Cons: The free options are limited to a puny collection of two million songs. Lots of people find the interface clunky and the recommendations to be less effective than other services, nor does Amazon Music offer fun social features like Spotify Wrapped.
Free trial/discounts: Currently, you can get a free four-month trial of Amazon Music Unlimited. There is also a Family Plan for up to 6 accounts where you’ll pay $17.99/month.
Is there a free version of Apple Music?
Tiers and pricing: Apple Music costs $11.99/month, or $17.99/ month for a family subscription for up to six people. There is no free service.
Pros: A large library of 75 million that’s easily accessible across all of your devices. For many users, it’s a convenient way to carryover their old iTunes library with access via iCloud. It has some cool features like uploadable songs and a look-up tool that helps you find songs based on their lyrics. High-def “lossless” audio is coming this month at no additional charge.

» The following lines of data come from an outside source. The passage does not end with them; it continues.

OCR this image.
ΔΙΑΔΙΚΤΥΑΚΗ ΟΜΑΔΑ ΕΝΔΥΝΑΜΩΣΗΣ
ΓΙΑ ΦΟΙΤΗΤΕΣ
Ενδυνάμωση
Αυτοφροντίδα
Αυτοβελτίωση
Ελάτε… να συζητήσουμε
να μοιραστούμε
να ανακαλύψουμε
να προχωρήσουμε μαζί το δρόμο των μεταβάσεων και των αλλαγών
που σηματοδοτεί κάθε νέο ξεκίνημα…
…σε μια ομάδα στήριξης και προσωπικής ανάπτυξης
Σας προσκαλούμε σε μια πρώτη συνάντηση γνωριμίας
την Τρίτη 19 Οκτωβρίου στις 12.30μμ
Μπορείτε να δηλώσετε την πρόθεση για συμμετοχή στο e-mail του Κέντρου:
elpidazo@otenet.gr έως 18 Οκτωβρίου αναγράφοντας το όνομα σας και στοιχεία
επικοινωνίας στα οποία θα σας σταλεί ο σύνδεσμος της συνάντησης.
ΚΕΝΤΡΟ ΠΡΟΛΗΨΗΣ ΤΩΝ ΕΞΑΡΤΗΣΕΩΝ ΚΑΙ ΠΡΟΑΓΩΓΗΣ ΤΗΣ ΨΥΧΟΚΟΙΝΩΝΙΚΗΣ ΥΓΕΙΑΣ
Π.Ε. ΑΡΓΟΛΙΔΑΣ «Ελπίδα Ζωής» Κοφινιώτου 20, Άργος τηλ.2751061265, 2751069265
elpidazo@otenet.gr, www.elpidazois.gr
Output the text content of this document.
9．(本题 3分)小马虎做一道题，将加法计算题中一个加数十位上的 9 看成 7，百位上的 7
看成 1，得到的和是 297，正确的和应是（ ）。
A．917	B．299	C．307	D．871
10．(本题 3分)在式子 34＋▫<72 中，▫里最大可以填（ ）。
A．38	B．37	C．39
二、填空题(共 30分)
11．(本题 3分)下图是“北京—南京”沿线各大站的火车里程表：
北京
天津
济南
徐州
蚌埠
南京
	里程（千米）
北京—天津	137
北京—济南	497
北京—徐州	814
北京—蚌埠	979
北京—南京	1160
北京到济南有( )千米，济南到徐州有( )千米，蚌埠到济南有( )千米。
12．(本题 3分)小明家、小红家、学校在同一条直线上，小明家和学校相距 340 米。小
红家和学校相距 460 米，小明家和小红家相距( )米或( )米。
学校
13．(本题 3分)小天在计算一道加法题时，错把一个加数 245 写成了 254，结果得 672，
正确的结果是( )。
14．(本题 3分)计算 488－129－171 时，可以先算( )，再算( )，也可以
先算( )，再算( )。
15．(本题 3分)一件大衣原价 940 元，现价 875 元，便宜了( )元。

Cons: People complain about the overly complicated interface, particularly for the mobile version of the app. There’s a social tool, but it’s weak. And that lossless audio? You might have trouble taking advantage of it without buying new headphones.
Free trial/discounts: Students can subscribe for $5.99/month. You can also bundle Apple Music into an Apple One subscription.
Why is Tidal so expensive?
Tiers and pricing: There’s no free option for this former Jay-Z-backed streaming joint.
- Premium: The lowest paid tier offers access to 70 million songs, ad-free, curated playlists, livestreams. $11.99/month
- HiFi: The same as Premium, but with higher-quality sound, $23.99/month
Pros: The biggest draw is Tidal’s ability to integrate with high-end audio devices that are capable of utilising its lossless music feature. It also offers a lot of visual content like music videos, documentaries, and live performances.
Cons: It’s expensive, and the features (aside from sound quality) aren’t anything special. The interface is decent, but doesn’t stand out compared to other services in the market.
Free trial: Discounted plans for families and students. The service offers a free one-month trial.